New Nigerian Central Bank Document Discusses Regulation of Stablecoins and ICOs

The Central Bank of Nigeria (CBN), in its recently released payments system document, stated that it would be open to creating a regulatory framework for potential stablecoin implementations. According to the document, such stablecoin implementations “are likely to be successful payment mechanisms,” so it is necessary to create a regulatory framework.

The CBN’s Nigeria Payments System Vision 2020 document discusses stablecoin implementations and also the creation of a regulatory framework for initial coin offerings (ICOs). Although acknowledging the importance of ICOs, the document stated that regulation was necessary if investors are to revive interest in this type of fundraising.

ICOs are not regulated so there is no appetite for them to be adopted. The document states that ICOs are an asset class and there is potential to adopt the technology of ICOs for new fundraising methods. This could include peer-to-peer lending, crowdfunding, or capital projects in the wholesale market.

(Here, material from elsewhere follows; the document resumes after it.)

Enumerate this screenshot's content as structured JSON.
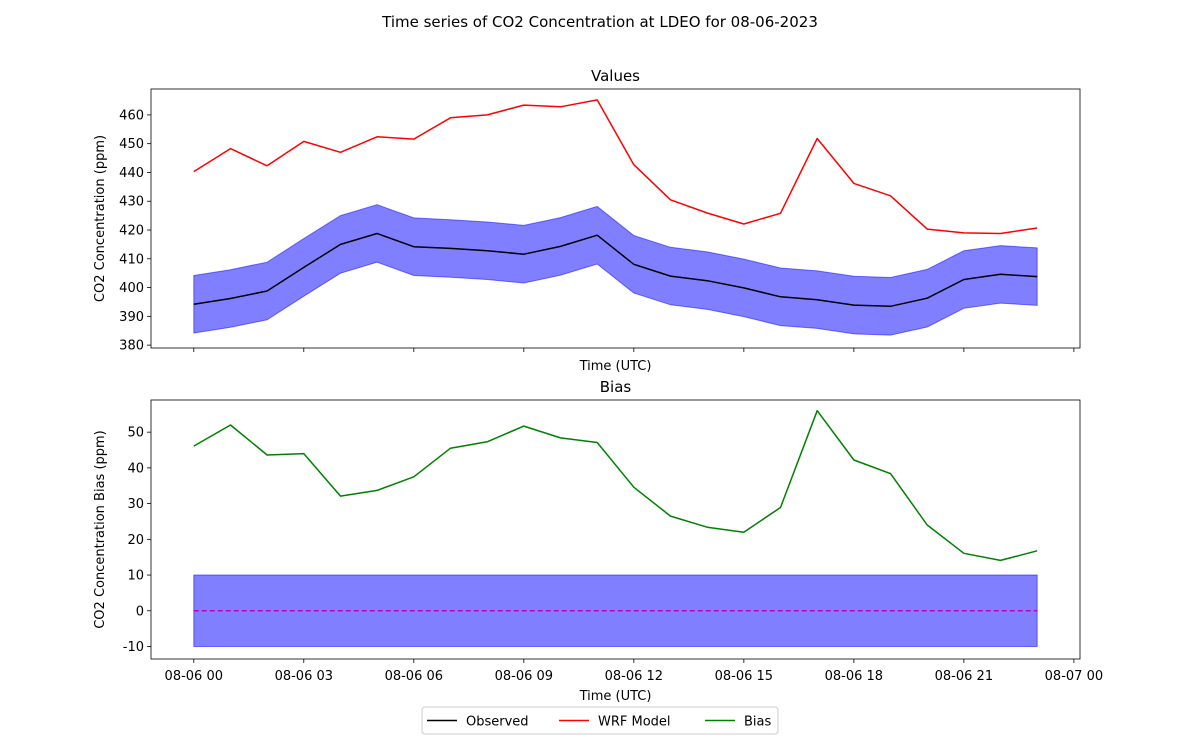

The document states that ICOs can be used to raise capital and attract foreign direct investment (FDI), once a proper regulatory framework has been in place.

Regulating Initial Coin Offerings

Although the CBN used to discourage or bar financial institutions from facilitating transactions that involved cryptocurrencies in the past, the most recent payments system document indicates that the central bank’s position towards private-issued digital currencies has changed.

Some Nigerian commentators accused CBN of eroding the power of Nigerian Securities and Exchange Commission. The document however, which envisages a cashless economy in 2025, states that the CBN will regulate the digital currency market alongside the NSEC.

The document states that the CBN would play a role in payment, but the SEC would need a regulatory framework, since tokens are a new asset type.